Sebuah kesyukuran mengecap dunia yang sementara ini. Sungguh ada banyak pelajaran yang mampu dirangkum sedemikian rupa. Aku belajar bagaimana seseorang bersikap atas masalah yang dihadapinya. Bagaimana kamu bergaul dengan orang-orang di sekelilingmu. Bagaimana akhirnya kamu jatuh cinta dan bagaimana kemudian harus merelakan. Aku bukan orang bijak yang bisa membuatmu nyaman dan termotivasi dengan kata-kata nasehat yang aku kucurkan. Aku juga bukan seseorang yang pandai memasak segala jenis makanan yang engkau senangi. Paling tidak aku bisa menjadi pendengar atas masalahmu.
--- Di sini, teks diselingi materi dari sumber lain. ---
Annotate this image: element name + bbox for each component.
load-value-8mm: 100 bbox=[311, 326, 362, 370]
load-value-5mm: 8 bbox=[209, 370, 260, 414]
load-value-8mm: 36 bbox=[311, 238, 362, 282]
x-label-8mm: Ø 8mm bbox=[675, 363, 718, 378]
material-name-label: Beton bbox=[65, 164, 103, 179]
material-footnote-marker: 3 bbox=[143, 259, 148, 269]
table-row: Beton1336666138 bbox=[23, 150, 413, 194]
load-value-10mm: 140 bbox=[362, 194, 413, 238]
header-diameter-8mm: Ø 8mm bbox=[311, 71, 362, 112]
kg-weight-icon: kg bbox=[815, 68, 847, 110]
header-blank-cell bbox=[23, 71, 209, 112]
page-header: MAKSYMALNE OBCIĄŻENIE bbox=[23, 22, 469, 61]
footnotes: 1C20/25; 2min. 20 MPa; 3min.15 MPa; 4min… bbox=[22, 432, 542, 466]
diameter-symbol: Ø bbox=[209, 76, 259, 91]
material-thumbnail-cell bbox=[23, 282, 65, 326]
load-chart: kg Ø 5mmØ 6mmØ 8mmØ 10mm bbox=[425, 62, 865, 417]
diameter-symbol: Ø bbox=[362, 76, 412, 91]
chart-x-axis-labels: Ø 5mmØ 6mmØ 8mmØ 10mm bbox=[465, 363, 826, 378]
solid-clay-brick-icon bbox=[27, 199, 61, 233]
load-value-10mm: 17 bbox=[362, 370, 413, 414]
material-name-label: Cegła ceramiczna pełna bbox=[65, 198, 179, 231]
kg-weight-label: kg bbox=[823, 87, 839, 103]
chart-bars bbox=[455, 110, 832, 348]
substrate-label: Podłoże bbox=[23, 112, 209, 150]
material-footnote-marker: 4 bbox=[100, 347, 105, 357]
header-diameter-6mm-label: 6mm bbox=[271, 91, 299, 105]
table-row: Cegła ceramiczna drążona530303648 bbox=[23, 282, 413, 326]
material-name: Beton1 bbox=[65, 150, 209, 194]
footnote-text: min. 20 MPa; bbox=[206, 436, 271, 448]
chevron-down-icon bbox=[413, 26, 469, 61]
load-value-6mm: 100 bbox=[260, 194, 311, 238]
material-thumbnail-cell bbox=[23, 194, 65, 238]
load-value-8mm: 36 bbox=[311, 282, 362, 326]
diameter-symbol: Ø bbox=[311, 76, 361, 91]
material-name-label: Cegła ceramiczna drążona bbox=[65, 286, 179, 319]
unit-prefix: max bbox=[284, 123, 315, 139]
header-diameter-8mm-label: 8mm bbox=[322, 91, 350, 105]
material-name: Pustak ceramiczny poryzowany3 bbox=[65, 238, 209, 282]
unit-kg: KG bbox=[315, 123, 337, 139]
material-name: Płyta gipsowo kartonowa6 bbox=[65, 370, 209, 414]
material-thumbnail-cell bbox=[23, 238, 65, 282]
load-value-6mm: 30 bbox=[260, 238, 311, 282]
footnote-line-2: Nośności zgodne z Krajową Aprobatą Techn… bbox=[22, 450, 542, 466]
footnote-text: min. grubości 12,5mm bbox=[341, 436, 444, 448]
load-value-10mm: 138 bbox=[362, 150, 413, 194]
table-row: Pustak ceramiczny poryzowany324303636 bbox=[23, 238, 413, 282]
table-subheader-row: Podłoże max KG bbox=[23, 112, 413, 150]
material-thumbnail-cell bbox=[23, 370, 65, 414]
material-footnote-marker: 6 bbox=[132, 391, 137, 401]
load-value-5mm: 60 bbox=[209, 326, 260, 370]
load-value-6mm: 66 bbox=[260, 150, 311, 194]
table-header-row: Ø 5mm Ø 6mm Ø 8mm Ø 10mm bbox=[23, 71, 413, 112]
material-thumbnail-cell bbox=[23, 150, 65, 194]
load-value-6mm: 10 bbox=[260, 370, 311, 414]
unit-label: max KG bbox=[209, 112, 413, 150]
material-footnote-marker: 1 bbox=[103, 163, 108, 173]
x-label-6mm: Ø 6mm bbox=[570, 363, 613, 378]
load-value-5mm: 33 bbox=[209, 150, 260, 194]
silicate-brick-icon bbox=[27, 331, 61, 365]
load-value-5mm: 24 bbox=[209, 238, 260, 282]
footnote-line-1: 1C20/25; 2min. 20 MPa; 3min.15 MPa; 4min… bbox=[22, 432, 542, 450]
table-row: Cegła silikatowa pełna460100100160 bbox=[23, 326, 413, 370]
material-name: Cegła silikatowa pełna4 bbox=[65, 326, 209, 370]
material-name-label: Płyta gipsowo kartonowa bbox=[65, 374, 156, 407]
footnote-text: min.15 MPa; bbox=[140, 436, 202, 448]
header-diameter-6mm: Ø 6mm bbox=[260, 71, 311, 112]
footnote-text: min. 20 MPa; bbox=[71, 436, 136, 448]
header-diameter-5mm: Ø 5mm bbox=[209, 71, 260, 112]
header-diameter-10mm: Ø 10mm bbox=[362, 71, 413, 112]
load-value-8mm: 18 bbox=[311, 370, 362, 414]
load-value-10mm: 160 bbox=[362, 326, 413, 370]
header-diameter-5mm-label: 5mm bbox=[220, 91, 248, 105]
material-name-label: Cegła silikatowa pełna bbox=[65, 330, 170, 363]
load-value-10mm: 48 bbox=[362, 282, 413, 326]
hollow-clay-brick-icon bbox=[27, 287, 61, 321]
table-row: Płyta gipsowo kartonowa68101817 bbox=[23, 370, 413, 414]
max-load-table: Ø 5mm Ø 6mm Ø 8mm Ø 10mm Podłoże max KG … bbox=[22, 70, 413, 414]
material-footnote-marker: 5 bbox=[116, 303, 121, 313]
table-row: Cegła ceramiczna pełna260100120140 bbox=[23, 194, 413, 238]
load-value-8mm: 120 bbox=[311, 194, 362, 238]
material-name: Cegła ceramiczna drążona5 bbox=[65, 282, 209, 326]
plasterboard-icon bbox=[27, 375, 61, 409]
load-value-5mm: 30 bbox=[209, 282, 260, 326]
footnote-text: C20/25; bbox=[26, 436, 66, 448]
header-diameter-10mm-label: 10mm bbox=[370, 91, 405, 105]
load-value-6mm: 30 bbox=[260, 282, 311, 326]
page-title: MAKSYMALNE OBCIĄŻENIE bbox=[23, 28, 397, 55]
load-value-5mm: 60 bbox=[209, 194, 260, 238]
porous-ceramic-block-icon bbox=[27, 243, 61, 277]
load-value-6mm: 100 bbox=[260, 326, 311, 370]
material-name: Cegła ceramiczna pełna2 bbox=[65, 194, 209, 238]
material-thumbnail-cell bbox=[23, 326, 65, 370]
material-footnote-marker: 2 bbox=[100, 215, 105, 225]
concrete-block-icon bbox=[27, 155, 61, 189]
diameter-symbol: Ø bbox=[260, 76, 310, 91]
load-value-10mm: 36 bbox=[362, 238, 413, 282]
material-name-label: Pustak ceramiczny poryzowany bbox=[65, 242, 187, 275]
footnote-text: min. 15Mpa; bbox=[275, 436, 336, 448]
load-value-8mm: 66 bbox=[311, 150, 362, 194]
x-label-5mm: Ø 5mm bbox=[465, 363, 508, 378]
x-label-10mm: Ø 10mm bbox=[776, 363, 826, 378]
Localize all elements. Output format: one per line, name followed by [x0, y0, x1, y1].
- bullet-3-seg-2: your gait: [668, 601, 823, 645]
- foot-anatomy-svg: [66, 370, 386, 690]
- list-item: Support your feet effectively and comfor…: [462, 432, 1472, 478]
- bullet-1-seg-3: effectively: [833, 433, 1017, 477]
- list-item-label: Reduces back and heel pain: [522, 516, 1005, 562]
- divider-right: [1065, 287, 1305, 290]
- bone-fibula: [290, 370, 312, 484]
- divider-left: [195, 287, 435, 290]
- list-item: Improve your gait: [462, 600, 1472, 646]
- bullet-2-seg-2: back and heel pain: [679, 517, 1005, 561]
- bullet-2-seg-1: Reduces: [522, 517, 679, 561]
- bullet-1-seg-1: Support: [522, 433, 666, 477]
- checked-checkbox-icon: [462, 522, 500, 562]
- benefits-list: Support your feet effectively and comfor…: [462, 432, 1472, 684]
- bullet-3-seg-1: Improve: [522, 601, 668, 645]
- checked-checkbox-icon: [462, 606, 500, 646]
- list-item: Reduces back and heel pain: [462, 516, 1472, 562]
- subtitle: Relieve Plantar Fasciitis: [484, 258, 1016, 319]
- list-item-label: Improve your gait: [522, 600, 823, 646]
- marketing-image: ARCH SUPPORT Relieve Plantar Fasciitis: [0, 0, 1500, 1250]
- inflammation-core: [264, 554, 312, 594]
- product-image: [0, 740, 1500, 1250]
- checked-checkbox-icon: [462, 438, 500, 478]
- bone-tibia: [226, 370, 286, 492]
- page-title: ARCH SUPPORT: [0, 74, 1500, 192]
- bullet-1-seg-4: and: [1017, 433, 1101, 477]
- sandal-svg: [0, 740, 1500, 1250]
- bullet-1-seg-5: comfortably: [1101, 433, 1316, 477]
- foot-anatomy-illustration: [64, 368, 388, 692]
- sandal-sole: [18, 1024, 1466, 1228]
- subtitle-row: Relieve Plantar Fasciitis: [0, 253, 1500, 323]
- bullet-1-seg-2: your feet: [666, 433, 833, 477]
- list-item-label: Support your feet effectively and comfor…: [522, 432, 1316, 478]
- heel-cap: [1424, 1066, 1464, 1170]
Berbagi kesedihan dan kebahagiaan bersama. Ah, jika mampu aku ingin kembali di saat kesekian kalinya kita berkumpul dan bercerita lagi..dan lagi..
Hei..bukankah masalah karakter itu takkan jadi pembicaraan yang membosankan. Ah ya..kurasa...jangan sampai tawaku terdengar tak terkendali. Juga, maafkan aku. Sekelumit rasa telah muncul dan kau pasti mengetahuinya, aku pun sempat bercerita. Rasanya akan menjadi perbincangan hangat lagi ketika bersua. Terima kasih masih setia memberitahukanku cara mengendalikan perasaan. Jelas kau akan tahu situasiku ketika rona merah memenuhi pipi tembemku. Hehehe...dan satu lagi, jangan bosan bersahabat denganku, meski aku menyadari aku adalah orang yang membosankan buatmu. Mungkin egois, tapi pahamilah.
Di kehidupanku, aku kadang berpikir, lebih baik aku hanya mampir, berbuat sesuatu dengan kekuatan maksimal yang aku punya. Lalu, kemudian menghilang dalam kebahagiaan yang bisa aku saksikan dari raut wajah kalian. Mengingat seseorang lalu intens menyapanya, adalah hal yang sulit (atau mungkin karena kesibukan) buatku. Rasanya pun takkan berat jika hanya bertanya kabar. Dan ya, memang, tapi selanjutnya apa? Pasti kau gelisah dan ingin bertemu. Namun, apa yang bisa kamu katakan lagi setelah bertemu. Tentu, berbagi cerita. Lalu, berpisah. Dan "pisah" adalah sulit buatku. Pun aku berpikir, lebih baik aku pergi lebih dahulu, ketimbang ditinggalkan.
Hah, dan rasanya mampir, meski hanya mampir, ada banyak memori yang takkan luput berputar-putar dalam ingatan. Aku ingin menetap, namun rasanya tak ingin ditinggalkan oleh penghuni lainnya. Ini bukan soal ingat dan lupa, namun bagiku, menyaksikan punggung seseorang yang melangkah menjauh, adalah hal yang berat...
*berceloteh tentang sifat egoisku, bertemu, berpisah, dan entahlah, apa yang aku bicarakan. bisakah aku memasukkannya sebagai dialog sebuah peran?